1. Refactor the Codebase
Performance improvements began with introducing new code and refactoring the existing codebase — the only viable path to meaningful performance gains on an already-deployed platform. Backward compatibility was maintained throughout, ensuring existing processes continued to function correctly.
2. Build and Extend Key Features
The ad network was missing several key capabilities that needed to be designed and built from scratch.
Traffic Detection
The network lacked the ability to segment traffic and redirect those segments to specific campaigns. As a result, visitors were being shown non-relevant ads — a loss for both publishers (missed revenue) and advertisers (wasted impressions on unqualified audiences).
A new traffic detection feature was built to segment visitors based on their profile and redirect them to the appropriate advertiser campaigns. The information collected about traffic sources includes device type, operating system, and location. Traffic is then redirected to campaigns based on defined segments, significantly improving campaign relevance and performance.
Reporting and Audience Identification
The original reporting dashboard provided limited visibility into traffic sources from publishers, making it difficult to accurately identify which audiences were driving the most conversions. Compounding the problem, data was aggregated only once per hour — significantly reducing its freshness and reliability for optimization decisions.

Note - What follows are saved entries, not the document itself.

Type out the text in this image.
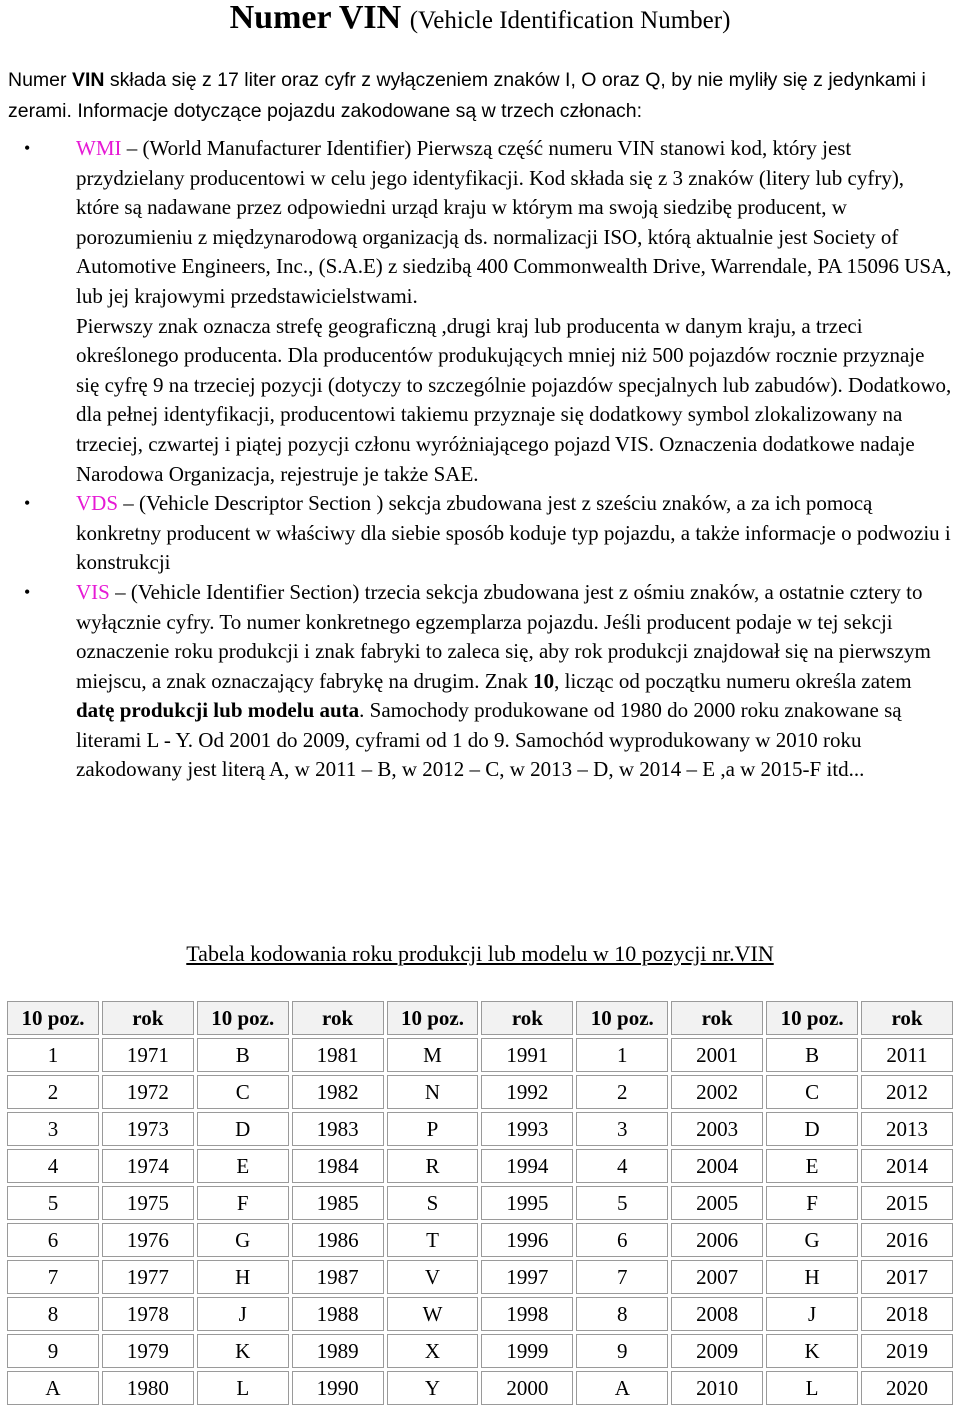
Numer VIN (Vehicle Identification Number)

Numer VIN składa się z 17 liter oraz cyfr z wyłączeniem znaków I, O oraz Q, by nie myliły się z jedynkami i zerami. Informacje dotyczące pojazdu zakodowane są w trzech członach:

• WMI – (World Manufacturer Identifier) Pierwszą część numeru VIN stanowi kod, który jest przydzielany producentowi w celu jego identyfikacji. Kod składa się z 3 znaków (litery lub cyfry), które są nadawane przez odpowiedni urząd kraju w którym ma swoją siedzibę producent, w porozumieniu z międzynarodową organizacją ds. normalizacji ISO, którą aktualnie jest Society of Automotive Engineers, Inc., (S.A.E) z siedzibą 400 Commonwealth Drive, Warrendale, PA 15096 USA, lub jej krajowymi przedstawicielstwami.
Pierwszy znak oznacza strefę geograficzną ,drugi kraj lub producenta w danym kraju, a trzeci określonego producenta. Dla producentów produkujących mniej niż 500 pojazdów rocznie przyznaje się cyfrę 9 na trzeciej pozycji (dotyczy to szczególnie pojazdów specjalnych lub zabudów). Dodatkowo, dla pełnej identyfikacji, producentowi takiemu przyznaje się dodatkowy symbol zlokalizowany na trzeciej, czwartej i piątej pozycji członu wyróżniającego pojazd VIS. Oznaczenia dodatkowe nadaje Narodowa Organizacja, rejestruje je także SAE.
• VDS – (Vehicle Descriptor Section ) sekcja zbudowana jest z sześciu znaków, a za ich pomocą konkretny producent w właściwy dla siebie sposób koduje typ pojazdu, a także informacje o podwoziu i konstrukcji
• VIS – (Vehicle Identifier Section) trzecia sekcja zbudowana jest z ośmiu znaków, a ostatnie cztery to wyłącznie cyfry. To numer konkretnego egzemplarza pojazdu. Jeśli producent podaje w tej sekcji oznaczenie roku produkcji i znak fabryki to zaleca się, aby rok produkcji znajdował się na pierwszym miejscu, a znak oznaczający fabrykę na drugim. Znak 10, licząc od początku numeru określa zatem datę produkcji lub modelu auta. Samochody produkowane od 1980 do 2000 roku znakowane są literami L - Y. Od 2001 do 2009, cyframi od 1 do 9. Samochód wyprodukowany w 2010 roku zakodowany jest literą A, w 2011 – B, w 2012 – C, w 2013 – D, w 2014 – E ,a w 2015-F itd...

Tabela kodowania roku produkcji lub modelu w 10 pozycji nr.VIN

10 poz.	rok	10 poz.	rok	10 poz.	rok	10 poz.	rok	10 poz.	rok
1	1971	B	1981	M	1991	1	2001	B	2011
2	1972	C	1982	N	1992	2	2002	C	2012
3	1973	D	1983	P	1993	3	2003	D	2013
4	1974	E	1984	R	1994	4	2004	E	2014
5	1975	F	1985	S	1995	5	2005	F	2015
6	1976	G	1986	T	1996	6	2006	G	2016
7	1977	H	1987	V	1997	7	2007	H	2017
8	1978	J	1988	W	1998	8	2008	J	2018
9	1979	K	1989	X	1999	9	2009	K	2019
A	1980	L	1990	Y	2000	A	2010	L	2020
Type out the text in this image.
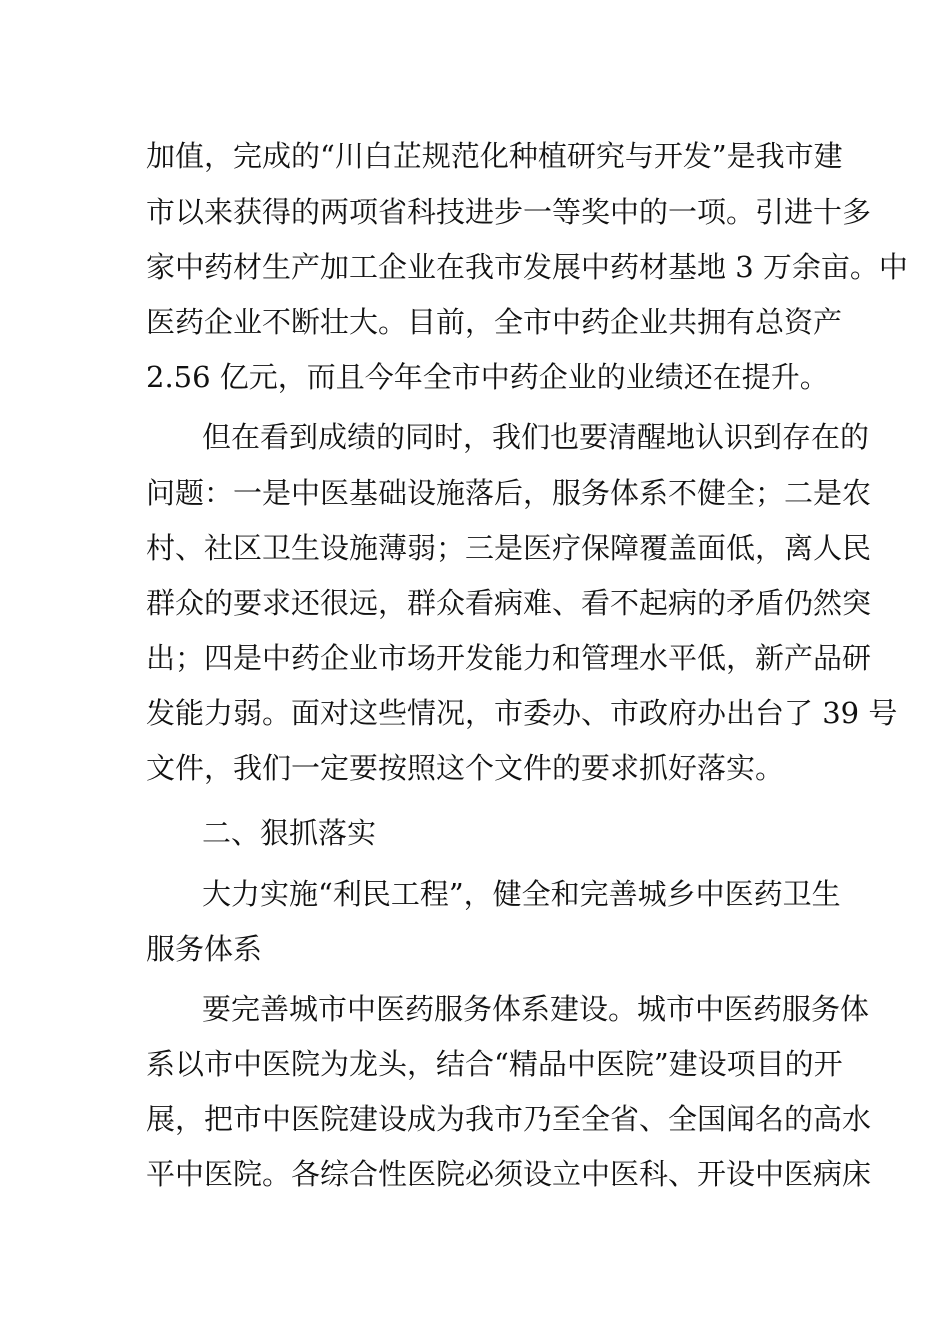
加值，完成的“川白芷规范化种植研究与开发”是我市建
市以来获得的两项省科技进步一等奖中的一项。引进十多
家中药材生产加工企业在我市发展中药材基地 3 万余亩。中
医药企业不断壮大。目前，全市中药企业共拥有总资产
2.56 亿元，而且今年全市中药企业的业绩还在提升。
但在看到成绩的同时，我们也要清醒地认识到存在的
问题：一是中医基础设施落后，服务体系不健全；二是农
村、社区卫生设施薄弱；三是医疗保障覆盖面低，离人民
群众的要求还很远，群众看病难、看不起病的矛盾仍然突
出；四是中药企业市场开发能力和管理水平低，新产品研
发能力弱。面对这些情况，市委办、市政府办出台了 39 号
文件，我们一定要按照这个文件的要求抓好落实。
二、狠抓落实
大力实施“利民工程”，健全和完善城乡中医药卫生
服务体系
要完善城市中医药服务体系建设。城市中医药服务体
系以市中医院为龙头，结合“精品中医院”建设项目的开
展，把市中医院建设成为我市乃至全省、全国闻名的高水
平中医院。各综合性医院必须设立中医科、开设中医病床
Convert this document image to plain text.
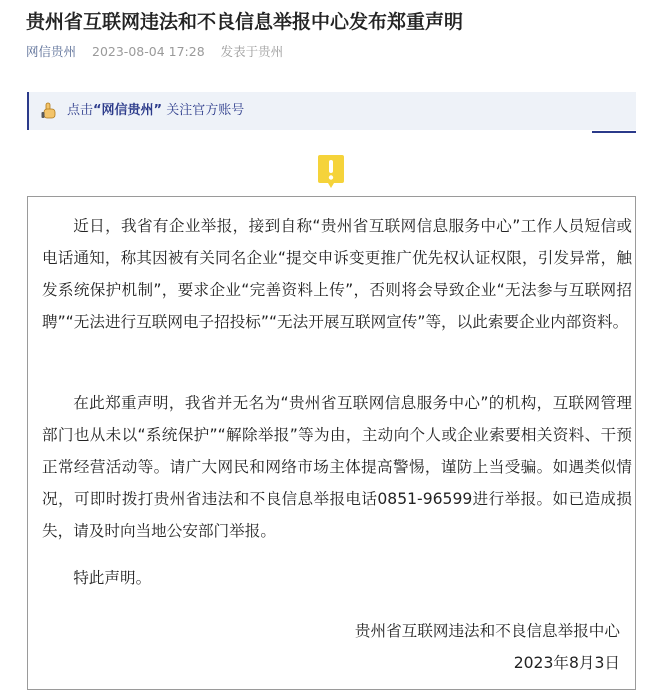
贵州省互联网违法和不良信息举报中心发布郑重声明
网信贵州 2023-08-04 17:28 发表于贵州
点击“网信贵州” 关注官方账号

近日，我省有企业举报，接到自称“贵州省互联网信息服务中心”工作人员短信或电话通知，称其因被有关同名企业“提交申诉变更推广优先权认证权限，引发异常，触发系统保护机制”，要求企业“完善资料上传”，否则将会导致企业“无法参与互联网招聘”“无法进行互联网电子招投标”“无法开展互联网宣传”等，以此索要企业内部资料。

在此郑重声明，我省并无名为“贵州省互联网信息服务中心”的机构，互联网管理部门也从未以“系统保护”“解除举报”等为由，主动向个人或企业索要相关资料、干预正常经营活动等。请广大网民和网络市场主体提高警惕，谨防上当受骗。如遇类似情况，可即时拨打贵州省违法和不良信息举报电话0851-96599进行举报。如已造成损失，请及时向当地公安部门举报。

特此声明。

贵州省互联网违法和不良信息举报中心
2023年8月3日
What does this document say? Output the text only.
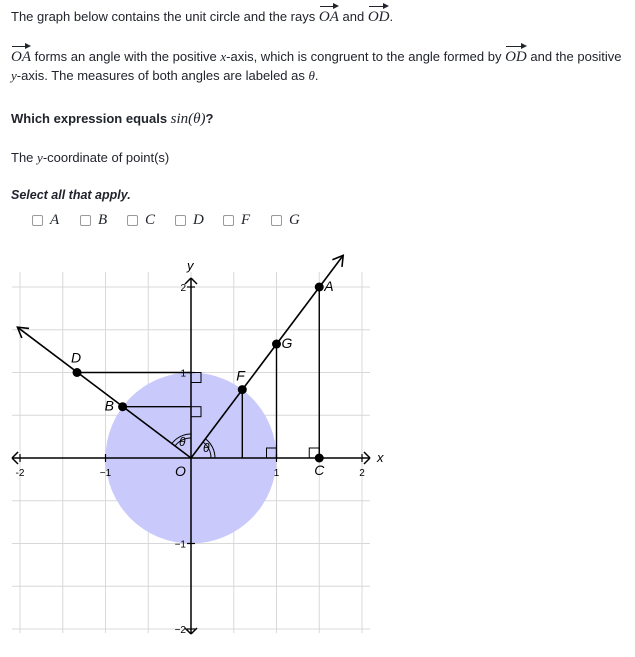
The graph below contains the unit circle and the rays OA and OD.
OA forms an angle with the positive x-axis, which is congruent to the angle formed by OD and the positive y-axis. The measures of both angles are labeled as θ.
Which expression equals sin(θ)?
The y-coordinate of point(s)
Select all that apply.
A	B	C	D F	G
-2	−1	1	2
2
1
−1
−2
θ
θ
A
G
F
C
B
D
O
x
y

A new reporting system was designed and built to allow teams to dynamically group, filter, sort, and drill down into data across multiple dimensions — including location, ISP, operating system, and device — as well as subdimensions such as campaign, advertiser, and traffic category.
Detailed reports can be displayed in the ad network's UI, sent by email, or exported to CSV or data visualization tools, making campaign optimization considerably more efficient.
Reporting System Infrastructure Improvements
Expanding the reporting capabilities involved:
- Implementing infrastructure changes to improve performance and surface metrics more quickly.
- Designing the reporting logic to support dynamic group filtering.
- Introducing drill-down dimensions (e.g. location, ISP, operating system, and device).
- Adding subdimensions (e.g. campaign, advertiser, and traffic category).
This included configuring Amazon Redshift for horizontal scaling and utilizing other Amazon Web Services (AWS) components.
Results
Increase in Daily Requests
After redesigning the infrastructure, the ad network scaled from handling approximately 2 million daily requests to about 3 million. With continued infrastructure improvements, the platform reached the capacity to handle approximately 100 million requests per day — around 4.1 million per hour.
Stable Infrastructure
The infrastructure was originally maintained by an external provider. Following a transition of technical responsibilities, the infrastructure was redesigned and new services were introduced, resulting in improved stability and performance.
Infrastructure Redesign Outcomes
Redesigning the infrastructure enabled a microservices architecture with the following characteristics:
Elimination of single points of failure / high availability: If one service fails, it does not affect the rest of the system.
Horizontal scaling: When traffic increases, new instances are added to handle the additional workload — a pattern well-suited to Amazon Redshift and the broader AWS ecosystem.
The decisions involved in ad network design — from architecture and feature prioritization to the build-versus-rent question — ultimately come down to the organization's business model, data strategy, and long-term goals. For companies sitting at the intersection of supply and demand, or those with high media spend and a need for data control, a custom-built ad network often delivers returns that justify the investment.